- Born: Vernonica Elsa Tong London
- Education: University of Birmingham
- Scientific career
- Fields: Self-incompatibility Signalling Cytoskeleton Programmed cell death
- Workplaces: Umeå University University of Edinburgh
- Thesis: The genetics of self-incompatibility in Papaver rhoeas L. (1986)
- Website: www.birmingham.ac.uk/staff/profiles/biosciences/franklin-tong-noni.aspx

= Vernonica Franklin-Tong =

Cell biologist

Vernonica "Noni" Elsa Franklin-Tong is an English plant cell biologist who is Emeritus Professor at the University of Birmingham. She is known for her studies on self-incompatibility in Papaver rhoeas. In 2021 she was elected a Fellow of the Royal Society.

== Early life and education ==
Franklin-Tong was born in London. She was an undergraduate student at the University of Birmingham, where she majored in biological sciences. She remained at Birmingham for her graduate studies, where she completed a PhD on the genetics of self-incompatibility in Papaver rhoeas in 1986.

== Research and career ==
Franklin-Tong was awarded a Biotechnology and Biological Sciences Research Council (BBSRC) advanced fellowship. In 1997, she was appointed a lecturer at the University of Birmingham, and promoted to chair in 2004. Her research investigates the cellular mechanisms involved in the regulation of the cell-cell recognition system of self-incompatibility in Papaver rhoeas. Self-incompatibility prevents inbreeding through the recognition and inhibition of a flower's own pollen, ultimately determining the reproductive success of flowering plants.

Franklin-Tong developed an in vitro bioassay that allowed for the first investigations into the cell biology of self-incompatibility, unravelling the mechanisms that underpin the rejection of pollen that is not compatible. She identified an intricate intracellular signalling network that regulates this self-incompatibility and culminates in cell death.

The pollen S-determinant (PrpS) can be functionally expressed in Arabidopsis thaliana, a model plant that is self-compatibile.

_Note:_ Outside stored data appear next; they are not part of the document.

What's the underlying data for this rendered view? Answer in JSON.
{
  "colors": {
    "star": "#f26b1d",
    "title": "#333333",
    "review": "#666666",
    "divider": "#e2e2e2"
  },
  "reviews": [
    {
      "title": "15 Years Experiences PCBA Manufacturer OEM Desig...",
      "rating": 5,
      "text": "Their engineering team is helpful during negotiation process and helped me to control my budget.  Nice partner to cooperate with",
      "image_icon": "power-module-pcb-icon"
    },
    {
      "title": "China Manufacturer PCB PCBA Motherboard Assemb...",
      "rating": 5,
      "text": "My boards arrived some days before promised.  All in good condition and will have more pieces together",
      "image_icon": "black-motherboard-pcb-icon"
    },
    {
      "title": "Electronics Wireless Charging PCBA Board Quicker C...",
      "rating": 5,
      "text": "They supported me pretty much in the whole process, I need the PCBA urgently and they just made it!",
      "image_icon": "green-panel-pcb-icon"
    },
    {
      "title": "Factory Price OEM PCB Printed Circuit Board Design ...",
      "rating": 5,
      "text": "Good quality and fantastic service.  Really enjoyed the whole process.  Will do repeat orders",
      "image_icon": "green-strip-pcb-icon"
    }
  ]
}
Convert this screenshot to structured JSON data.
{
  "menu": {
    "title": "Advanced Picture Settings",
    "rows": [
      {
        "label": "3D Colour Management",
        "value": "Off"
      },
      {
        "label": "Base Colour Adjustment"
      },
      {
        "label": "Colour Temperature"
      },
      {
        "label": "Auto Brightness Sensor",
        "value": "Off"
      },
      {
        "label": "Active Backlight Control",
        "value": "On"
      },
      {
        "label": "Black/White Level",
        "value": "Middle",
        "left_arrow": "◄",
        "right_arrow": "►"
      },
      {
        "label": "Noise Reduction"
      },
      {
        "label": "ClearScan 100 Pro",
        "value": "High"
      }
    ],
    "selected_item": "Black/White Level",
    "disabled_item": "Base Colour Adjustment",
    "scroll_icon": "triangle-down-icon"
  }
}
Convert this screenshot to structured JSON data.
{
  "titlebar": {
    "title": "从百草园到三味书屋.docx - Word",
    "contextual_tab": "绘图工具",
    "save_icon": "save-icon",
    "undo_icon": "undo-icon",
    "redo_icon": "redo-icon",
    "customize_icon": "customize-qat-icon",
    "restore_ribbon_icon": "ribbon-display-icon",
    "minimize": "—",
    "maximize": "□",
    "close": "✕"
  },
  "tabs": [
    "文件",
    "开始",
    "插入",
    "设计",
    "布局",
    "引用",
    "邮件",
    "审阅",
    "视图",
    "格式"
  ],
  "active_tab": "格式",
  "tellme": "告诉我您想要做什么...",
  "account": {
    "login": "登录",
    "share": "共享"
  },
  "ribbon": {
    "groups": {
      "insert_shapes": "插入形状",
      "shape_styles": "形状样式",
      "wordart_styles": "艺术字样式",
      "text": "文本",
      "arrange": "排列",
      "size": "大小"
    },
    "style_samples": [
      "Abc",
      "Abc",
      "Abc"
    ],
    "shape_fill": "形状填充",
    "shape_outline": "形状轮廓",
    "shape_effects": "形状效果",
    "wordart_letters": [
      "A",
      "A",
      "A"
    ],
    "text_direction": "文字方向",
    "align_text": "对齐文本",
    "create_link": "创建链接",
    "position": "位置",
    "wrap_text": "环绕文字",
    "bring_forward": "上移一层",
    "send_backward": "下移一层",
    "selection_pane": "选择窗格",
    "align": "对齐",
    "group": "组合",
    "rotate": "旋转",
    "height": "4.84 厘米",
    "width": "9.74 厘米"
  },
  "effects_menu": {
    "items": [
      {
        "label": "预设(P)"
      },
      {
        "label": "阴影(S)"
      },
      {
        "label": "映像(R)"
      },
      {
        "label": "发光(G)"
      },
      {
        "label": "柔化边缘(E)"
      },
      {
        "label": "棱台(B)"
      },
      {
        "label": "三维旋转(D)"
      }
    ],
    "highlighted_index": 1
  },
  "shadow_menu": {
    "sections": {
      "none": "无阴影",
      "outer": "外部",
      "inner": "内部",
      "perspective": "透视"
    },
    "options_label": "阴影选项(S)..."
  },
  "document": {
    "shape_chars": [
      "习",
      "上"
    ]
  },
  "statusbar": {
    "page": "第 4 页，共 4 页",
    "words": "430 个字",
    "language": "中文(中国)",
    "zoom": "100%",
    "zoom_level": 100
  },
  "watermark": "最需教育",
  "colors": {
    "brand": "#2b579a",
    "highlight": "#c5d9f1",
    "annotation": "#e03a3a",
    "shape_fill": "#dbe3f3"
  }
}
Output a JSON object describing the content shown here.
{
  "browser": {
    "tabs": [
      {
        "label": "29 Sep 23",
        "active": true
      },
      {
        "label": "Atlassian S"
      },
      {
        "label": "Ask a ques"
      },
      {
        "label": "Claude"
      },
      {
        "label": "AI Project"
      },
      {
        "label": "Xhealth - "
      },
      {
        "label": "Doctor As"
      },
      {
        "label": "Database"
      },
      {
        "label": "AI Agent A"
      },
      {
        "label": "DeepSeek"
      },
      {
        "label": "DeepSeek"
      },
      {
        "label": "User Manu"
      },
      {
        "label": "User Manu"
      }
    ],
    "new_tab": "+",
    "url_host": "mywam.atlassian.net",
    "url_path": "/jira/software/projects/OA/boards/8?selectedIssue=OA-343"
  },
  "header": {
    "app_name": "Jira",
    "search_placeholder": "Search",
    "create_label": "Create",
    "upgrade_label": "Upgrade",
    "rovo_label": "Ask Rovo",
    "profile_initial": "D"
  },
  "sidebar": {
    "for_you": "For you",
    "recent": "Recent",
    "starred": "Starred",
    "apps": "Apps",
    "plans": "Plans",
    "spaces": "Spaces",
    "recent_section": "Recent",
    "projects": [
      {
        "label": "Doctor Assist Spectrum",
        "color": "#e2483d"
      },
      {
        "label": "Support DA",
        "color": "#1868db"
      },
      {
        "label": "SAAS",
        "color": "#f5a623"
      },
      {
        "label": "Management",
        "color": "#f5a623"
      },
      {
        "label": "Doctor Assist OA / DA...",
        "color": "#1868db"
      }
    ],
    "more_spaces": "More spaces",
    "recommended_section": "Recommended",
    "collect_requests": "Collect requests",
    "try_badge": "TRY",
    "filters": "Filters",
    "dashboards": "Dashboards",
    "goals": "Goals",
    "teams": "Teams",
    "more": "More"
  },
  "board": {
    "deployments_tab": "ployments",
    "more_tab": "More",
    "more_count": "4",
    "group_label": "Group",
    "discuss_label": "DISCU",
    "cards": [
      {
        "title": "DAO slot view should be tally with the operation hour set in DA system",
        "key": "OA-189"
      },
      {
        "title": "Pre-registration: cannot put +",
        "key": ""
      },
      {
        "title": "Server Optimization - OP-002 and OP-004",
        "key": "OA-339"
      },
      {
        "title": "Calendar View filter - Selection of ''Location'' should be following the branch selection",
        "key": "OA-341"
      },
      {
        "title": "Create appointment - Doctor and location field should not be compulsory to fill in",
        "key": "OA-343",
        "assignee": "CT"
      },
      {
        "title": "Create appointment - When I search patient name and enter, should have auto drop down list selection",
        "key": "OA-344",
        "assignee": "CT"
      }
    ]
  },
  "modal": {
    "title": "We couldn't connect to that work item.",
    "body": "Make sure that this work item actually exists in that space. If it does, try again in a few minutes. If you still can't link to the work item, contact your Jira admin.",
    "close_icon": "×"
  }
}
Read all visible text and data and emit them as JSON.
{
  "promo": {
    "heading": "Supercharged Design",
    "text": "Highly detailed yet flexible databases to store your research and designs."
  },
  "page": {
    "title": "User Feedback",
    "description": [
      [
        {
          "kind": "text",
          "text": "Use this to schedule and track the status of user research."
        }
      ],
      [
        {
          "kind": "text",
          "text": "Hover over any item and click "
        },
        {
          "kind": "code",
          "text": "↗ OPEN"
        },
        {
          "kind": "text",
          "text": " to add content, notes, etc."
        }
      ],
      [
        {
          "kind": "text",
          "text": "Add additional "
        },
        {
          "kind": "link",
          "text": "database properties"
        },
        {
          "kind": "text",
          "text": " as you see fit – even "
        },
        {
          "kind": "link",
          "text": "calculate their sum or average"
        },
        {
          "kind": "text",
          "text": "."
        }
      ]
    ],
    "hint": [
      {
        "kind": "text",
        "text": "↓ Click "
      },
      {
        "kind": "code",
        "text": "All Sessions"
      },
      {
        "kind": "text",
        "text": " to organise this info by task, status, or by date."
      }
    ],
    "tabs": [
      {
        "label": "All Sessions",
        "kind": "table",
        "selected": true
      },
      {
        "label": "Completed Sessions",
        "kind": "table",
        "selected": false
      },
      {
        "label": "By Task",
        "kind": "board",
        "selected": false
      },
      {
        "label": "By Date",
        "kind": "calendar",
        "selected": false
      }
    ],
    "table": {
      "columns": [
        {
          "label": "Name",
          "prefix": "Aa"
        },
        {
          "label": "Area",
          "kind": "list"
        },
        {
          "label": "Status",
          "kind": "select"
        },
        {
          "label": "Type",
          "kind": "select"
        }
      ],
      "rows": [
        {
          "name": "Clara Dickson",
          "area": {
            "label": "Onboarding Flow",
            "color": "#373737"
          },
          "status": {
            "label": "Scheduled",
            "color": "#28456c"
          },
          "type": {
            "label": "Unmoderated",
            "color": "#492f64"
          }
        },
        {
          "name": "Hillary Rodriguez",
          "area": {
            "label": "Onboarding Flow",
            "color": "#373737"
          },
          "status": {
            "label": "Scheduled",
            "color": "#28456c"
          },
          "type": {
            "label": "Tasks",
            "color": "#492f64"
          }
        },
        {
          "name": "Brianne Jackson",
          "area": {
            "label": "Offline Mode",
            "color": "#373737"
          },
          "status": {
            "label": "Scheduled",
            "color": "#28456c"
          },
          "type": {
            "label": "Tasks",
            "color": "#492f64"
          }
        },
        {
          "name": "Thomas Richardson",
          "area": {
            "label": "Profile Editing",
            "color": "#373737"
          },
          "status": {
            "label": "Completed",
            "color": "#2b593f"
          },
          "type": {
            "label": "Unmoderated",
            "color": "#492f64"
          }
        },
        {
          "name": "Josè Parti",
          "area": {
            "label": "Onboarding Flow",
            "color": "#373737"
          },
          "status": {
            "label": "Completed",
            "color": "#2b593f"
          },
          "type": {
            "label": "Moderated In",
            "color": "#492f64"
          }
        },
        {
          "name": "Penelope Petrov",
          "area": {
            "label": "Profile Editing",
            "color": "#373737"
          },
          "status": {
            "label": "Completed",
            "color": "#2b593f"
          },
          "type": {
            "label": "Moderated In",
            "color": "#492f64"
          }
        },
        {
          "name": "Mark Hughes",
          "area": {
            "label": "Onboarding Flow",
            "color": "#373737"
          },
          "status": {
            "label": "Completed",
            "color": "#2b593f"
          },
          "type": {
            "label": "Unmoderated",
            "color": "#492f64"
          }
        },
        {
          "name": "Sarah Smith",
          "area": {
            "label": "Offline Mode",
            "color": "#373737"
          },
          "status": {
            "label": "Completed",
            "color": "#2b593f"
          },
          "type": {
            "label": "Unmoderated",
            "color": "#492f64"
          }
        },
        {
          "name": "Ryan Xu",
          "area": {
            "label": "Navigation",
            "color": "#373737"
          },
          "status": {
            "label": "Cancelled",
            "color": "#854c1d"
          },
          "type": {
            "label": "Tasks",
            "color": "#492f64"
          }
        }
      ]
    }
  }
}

When transgenic Arabidopsis thaliana pollen is exposed to recombinant Papaver rhoeas a similar response occurs to those detected in incompatible Papaver rhoeas pollen. This indicates that PrpS is a species with no self-incompatibility that diverged over one hundred million years ago.

== Personal life ==
Franklin-Tong was diagnosed with breast cancer in 2014.